The modernist at least has a vision of the future, and it was not all rosy and LOL-saturated. That great projects such as the New Deal were possible [Furedi, pp. 134-5] shows the value and power of having such a vision, a regulating ideal. It is valid to criticize the failings of past ideas, but it is not valid to claim that these ideas should henceforth be forbidden. If figures as diverse as Furedi, Zizek, Teilhard de Chardin, can think that we are missing a trick with our cynicism (much of which today derives from the presuppositions of various postmodernisms), then perhaps we are. The challenge is to develop an approach to future thought, future thinking, which is not a dead-end. As such, we can profitably look to the past and consider where we might have gone wrong, but the next step must be to seek actively to learn from this, and to think of the next step, and the next one, and the next…

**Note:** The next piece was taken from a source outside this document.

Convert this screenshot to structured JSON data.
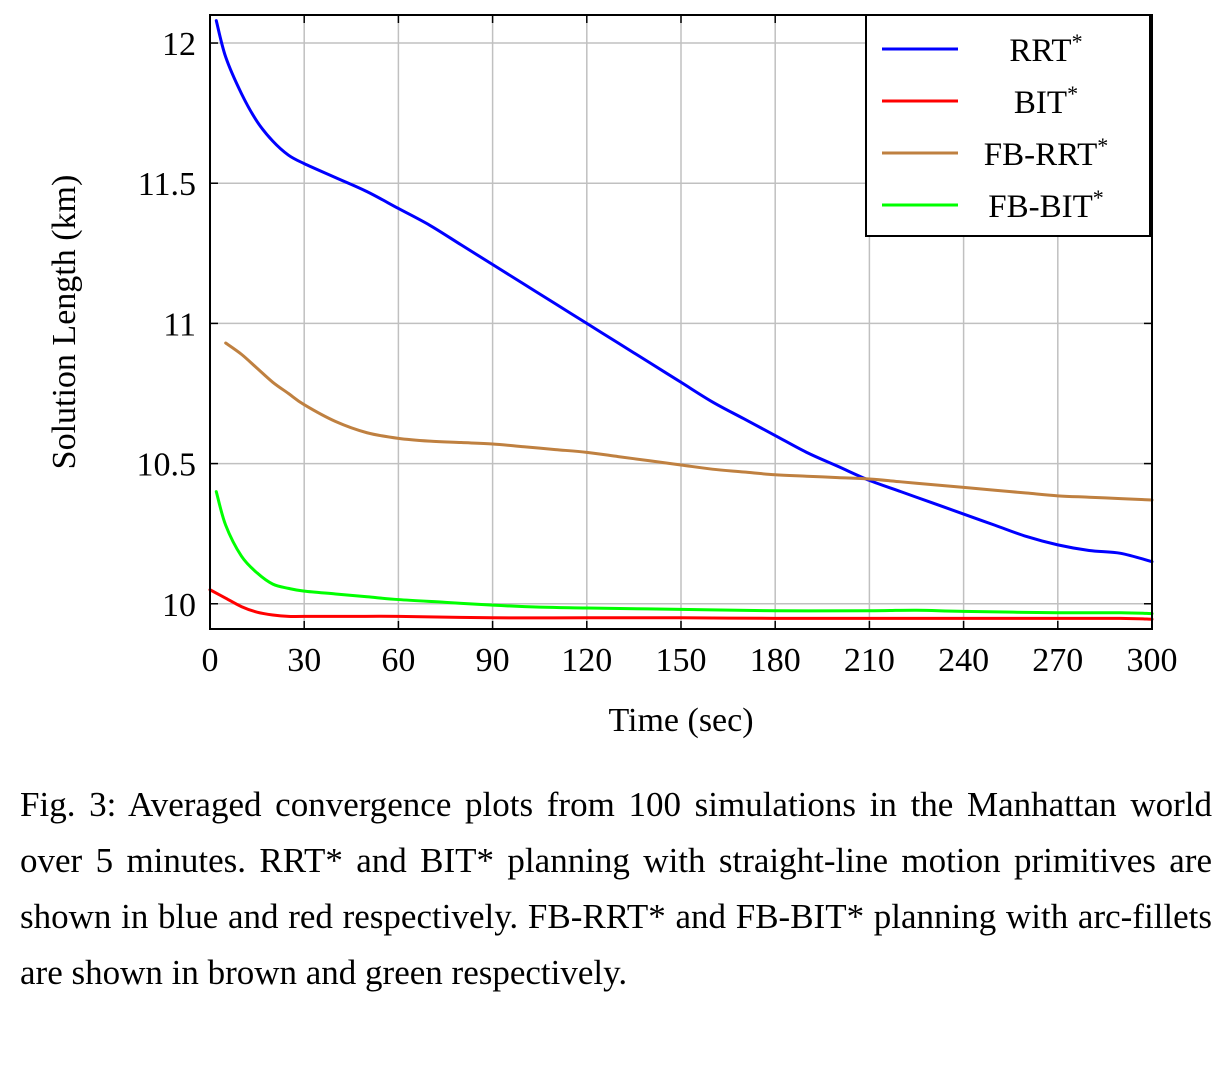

[Aside: By no means is it to beassumed that modernism is correct in all things, but it cannot be denied that it is at least a position with which we can engage. It encourages such engagement and discussion. I might even be so naughty as to accuse the postmodern of a kind of parasitism on the fecundity of the modernist position. There is a kind of kind of performative contradiction that the postmodernism commits when they seek to dismiss modernism, given that such a dismissal is predicated on the modernism’s grounds. The postmodern must come clean and engage with modernism because it is a fertile nexus of ideas unto itself, not because it is a stepping stone to postmodernism. I should also note that I do rely heavily upon these words, modernism and postmodernism, because these are words that mean something. The rejectionist thesis is that nobody has a right to put anybody in a box. This is why so often it upsets people when they are called postmodern. Fair enough, it is often used as an insult, but I am willing to stand up can call myself a modernist because at least then my interlocutors can relate me to a constellation of ideas, and engage with me accordingly. Refusing all labels is slippery and shows an unwillingness to converse. Co-opting a myriad to assume a hyphenate identity of post-materialist-queer-knowledge ecological-anarchism on the other hand is basically an extended-reading-list-qua-fuck-you. It too is an exclusionary gesture.]